Desde a campanha eleitoral de 2018, Bolsonaro construiu uma narrativa que agradou a diversos setores da sociedade, principalmente aos setores financeiro, empresarial e político de centro. Garantiu que deixaria a economia à cargo do ministro da Economia, Paulo Guedes, e que faria mudanças pra expulsar os que se aproveitavam dos cargos do governo.
Ocorre que descobriu que em um regime democrático de Estado de Direito o poder do presidente é limitado e, para que se possa governar com um mínimo de tranquilidade, é indispensável dialogar com os outros poderes. Mesmo tendo sido deputado por 40 anos, o presidente parece não ter conhecimento do sistema e da necessidade que os governantes têm de construir uma maioria no Congresso que permita aprovar projetos importantes para o mandato e, também, evitar situações arriscadas como as Comissões Parlamentares de Inquérito.
Também desconsidera que o governante precisa ter boas relações com o Supremo Tribunal Federal e com o Tribunal de Contas da União. E que essas boas relações não são construídas somente com a indicação de um ou dois ministros (o ex-presidente Lula que o diga). Bolsonaro desprezou esses conceitos e, sentindo-se fortalecido por uma militância organizada e ruidosa, partiu para o enfrentamento ao Congresso, principalmente ao ex-presidente da Câmara, Rodrigo Maia (DEM/RJ), e ao STF.
Ocorre que, aos poucos, a promessa de não intervir na economia foi ficando mais difícil de cumprir, a reforma tributária passou dois anos parada e a reforma da previdência acabou gerando um desgaste do Congresso com os demais servidores públicos ao poupar os militares. A reforma administrativa valerá só para os futuros servidores e as privatizações ainda não saíram do papel. A cada semana, o quadro de estrelas do Ministério da Fazenda brilha um pouco menos e deixa mais isolado um ministro que aproxima seu discurso do bolsonarismo e gera mais insegurança entre os agentes econômicos.
É provável que as classes A e B já não se sintam atendidas plenamente por
Bolsonaro, mas o mais importante é que ele representa um risco ainda maior para eles que é o retorno do PT ao poder. A presença de Bolsonaro nas eleições de 2022 dificulta consideravelmente a ida de um candidato de centro ao segundo turno das próximas eleições.

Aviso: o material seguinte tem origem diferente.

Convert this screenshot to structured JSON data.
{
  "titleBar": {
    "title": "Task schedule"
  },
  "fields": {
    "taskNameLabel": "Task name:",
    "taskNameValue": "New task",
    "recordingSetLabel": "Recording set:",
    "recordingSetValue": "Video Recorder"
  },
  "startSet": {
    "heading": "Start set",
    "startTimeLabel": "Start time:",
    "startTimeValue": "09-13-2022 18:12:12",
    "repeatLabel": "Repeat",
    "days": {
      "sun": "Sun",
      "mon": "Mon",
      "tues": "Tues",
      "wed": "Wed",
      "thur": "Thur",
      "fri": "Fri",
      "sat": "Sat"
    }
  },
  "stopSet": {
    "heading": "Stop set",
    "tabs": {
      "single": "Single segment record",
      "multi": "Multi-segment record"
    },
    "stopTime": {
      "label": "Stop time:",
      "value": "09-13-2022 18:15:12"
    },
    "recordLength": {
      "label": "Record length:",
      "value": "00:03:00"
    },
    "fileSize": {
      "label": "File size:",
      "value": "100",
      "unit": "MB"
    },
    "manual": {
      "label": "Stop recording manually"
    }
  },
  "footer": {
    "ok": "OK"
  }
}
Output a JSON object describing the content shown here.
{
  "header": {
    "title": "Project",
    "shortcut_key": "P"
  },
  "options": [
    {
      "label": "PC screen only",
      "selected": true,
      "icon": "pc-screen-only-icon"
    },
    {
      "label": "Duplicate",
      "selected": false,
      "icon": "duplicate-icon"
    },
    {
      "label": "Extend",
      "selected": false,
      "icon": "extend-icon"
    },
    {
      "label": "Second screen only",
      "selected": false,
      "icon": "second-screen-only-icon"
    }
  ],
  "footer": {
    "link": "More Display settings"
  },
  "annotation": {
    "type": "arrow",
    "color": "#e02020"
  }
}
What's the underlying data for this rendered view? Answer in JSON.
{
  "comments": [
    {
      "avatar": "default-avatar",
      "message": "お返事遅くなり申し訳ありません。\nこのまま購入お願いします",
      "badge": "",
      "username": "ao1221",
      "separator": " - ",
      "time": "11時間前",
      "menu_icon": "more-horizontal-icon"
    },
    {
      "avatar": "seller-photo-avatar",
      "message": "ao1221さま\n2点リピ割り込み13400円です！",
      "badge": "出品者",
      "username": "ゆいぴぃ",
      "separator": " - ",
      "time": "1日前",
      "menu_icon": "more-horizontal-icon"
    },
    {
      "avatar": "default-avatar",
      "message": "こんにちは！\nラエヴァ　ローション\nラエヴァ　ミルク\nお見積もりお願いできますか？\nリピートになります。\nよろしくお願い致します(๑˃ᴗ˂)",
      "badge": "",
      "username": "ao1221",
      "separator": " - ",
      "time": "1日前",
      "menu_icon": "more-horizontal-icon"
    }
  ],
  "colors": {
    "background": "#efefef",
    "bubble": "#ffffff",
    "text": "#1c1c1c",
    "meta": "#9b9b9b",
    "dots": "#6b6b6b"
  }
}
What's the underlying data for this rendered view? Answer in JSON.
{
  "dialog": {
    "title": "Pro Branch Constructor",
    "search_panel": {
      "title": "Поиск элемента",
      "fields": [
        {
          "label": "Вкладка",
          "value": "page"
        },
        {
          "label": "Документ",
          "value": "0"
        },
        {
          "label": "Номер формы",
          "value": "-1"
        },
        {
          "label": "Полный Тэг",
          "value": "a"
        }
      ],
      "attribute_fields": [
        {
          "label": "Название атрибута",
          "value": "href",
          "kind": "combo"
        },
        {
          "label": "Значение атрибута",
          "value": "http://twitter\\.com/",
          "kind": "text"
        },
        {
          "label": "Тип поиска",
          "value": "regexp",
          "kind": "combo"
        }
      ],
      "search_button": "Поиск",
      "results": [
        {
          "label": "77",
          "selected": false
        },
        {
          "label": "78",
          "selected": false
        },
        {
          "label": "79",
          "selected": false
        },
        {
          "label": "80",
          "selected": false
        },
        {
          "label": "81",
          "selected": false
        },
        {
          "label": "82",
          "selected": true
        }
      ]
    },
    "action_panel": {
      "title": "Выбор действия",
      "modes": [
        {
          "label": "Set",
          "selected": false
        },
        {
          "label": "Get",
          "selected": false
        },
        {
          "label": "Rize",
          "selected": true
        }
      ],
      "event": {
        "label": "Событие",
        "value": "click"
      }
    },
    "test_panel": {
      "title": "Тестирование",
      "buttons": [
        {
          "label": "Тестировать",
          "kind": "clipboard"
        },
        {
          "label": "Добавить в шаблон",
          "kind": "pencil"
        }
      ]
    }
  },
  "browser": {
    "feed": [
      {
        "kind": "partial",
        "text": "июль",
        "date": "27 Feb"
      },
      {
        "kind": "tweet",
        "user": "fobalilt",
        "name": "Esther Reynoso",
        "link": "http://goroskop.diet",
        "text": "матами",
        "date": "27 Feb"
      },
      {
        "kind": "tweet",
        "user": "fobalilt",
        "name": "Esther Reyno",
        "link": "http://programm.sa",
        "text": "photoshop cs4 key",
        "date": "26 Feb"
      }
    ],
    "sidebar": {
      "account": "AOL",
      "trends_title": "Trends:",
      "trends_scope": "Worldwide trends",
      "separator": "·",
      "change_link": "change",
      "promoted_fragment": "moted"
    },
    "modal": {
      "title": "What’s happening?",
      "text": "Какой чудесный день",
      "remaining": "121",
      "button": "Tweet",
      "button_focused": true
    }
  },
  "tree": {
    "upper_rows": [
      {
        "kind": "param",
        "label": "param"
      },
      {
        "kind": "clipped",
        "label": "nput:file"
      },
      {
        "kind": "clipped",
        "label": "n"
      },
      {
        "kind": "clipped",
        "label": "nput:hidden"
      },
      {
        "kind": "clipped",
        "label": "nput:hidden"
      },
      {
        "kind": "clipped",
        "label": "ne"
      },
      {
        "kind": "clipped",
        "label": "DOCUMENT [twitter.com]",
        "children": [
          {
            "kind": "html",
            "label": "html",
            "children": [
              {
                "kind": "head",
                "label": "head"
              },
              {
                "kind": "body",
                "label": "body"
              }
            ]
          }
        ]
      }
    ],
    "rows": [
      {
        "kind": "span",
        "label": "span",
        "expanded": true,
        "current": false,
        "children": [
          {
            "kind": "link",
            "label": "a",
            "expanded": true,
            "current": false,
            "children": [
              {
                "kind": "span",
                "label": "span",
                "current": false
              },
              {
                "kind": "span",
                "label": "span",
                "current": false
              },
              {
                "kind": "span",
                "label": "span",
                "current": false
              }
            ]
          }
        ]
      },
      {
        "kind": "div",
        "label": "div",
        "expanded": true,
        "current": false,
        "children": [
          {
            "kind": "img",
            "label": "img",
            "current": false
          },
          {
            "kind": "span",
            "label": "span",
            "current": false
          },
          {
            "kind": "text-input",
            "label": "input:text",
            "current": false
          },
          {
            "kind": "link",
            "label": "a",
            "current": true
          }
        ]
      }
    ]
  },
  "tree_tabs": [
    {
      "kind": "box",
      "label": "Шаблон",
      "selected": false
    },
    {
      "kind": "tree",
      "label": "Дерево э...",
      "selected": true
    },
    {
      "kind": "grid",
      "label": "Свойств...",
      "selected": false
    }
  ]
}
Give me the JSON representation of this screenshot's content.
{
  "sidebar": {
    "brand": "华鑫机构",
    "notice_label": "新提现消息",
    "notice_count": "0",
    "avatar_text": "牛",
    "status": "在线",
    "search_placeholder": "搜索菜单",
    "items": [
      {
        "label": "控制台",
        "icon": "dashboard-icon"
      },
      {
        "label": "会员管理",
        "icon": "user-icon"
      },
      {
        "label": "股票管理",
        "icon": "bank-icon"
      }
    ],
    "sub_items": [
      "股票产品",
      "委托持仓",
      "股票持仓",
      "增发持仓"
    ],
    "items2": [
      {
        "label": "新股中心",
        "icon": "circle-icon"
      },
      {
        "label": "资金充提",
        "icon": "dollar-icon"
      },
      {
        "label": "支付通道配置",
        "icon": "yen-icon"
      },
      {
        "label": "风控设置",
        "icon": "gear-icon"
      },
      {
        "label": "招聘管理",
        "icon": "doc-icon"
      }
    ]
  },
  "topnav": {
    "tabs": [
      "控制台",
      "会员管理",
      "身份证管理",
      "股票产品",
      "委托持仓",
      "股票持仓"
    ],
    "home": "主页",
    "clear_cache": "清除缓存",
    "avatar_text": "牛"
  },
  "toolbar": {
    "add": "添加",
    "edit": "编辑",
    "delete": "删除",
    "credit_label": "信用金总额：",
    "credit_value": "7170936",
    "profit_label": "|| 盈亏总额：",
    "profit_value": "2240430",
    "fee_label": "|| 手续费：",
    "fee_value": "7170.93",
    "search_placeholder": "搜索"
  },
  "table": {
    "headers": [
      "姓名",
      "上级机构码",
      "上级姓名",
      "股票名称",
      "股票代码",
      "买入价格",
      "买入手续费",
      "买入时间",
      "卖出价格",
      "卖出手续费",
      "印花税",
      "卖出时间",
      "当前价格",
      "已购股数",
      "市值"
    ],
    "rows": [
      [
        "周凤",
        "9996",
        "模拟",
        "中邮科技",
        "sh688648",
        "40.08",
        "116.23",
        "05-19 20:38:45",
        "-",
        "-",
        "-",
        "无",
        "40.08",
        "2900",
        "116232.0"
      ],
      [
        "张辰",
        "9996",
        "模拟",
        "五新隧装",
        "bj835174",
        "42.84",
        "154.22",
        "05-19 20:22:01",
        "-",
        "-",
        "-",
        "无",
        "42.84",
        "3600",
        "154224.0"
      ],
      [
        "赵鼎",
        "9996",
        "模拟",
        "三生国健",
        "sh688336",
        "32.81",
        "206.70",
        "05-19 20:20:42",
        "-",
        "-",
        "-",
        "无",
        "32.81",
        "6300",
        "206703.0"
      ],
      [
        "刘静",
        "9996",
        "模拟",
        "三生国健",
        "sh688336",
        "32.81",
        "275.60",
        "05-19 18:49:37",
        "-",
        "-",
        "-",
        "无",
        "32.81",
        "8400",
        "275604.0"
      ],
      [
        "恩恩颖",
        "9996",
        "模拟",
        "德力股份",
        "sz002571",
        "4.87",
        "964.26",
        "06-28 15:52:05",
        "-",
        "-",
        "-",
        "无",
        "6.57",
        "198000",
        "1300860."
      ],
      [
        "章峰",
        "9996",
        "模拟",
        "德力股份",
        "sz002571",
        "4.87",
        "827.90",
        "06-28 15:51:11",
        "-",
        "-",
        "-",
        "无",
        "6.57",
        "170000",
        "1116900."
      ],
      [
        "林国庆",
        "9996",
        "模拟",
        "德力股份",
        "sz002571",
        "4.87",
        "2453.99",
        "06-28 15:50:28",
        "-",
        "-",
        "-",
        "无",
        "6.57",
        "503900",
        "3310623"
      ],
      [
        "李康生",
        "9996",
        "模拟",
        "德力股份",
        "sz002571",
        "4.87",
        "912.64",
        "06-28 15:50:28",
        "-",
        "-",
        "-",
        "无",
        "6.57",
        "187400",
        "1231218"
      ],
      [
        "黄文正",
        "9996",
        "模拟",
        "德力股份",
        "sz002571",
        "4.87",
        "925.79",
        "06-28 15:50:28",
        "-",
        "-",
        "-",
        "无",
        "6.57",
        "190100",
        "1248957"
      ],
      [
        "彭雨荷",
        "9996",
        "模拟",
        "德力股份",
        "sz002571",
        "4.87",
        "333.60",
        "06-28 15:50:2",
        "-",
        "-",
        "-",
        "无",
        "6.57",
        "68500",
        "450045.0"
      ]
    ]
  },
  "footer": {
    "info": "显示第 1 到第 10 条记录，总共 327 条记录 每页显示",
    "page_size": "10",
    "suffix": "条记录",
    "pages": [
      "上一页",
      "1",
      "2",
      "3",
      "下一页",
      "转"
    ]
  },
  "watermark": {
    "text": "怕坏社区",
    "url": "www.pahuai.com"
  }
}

Com o eleitorado ainda potencialmente dividido em opostos, um possível candidato de centro disputará votos com Bolsonaro. Do outro lado, o PT segue hegemônico e com maior capacidade de articulação com os partidos de esquerda tendo Lula como possível candidato. Cultivar o apoio de uma militância conservadora pode ser um caminho seguro para Bolsonaro manter seu lugar garantido no segundo turno. Resta saber qual o tamanho do capital (econômico e político) que seguirá apostando nesse projeto para o país a partir de 2022.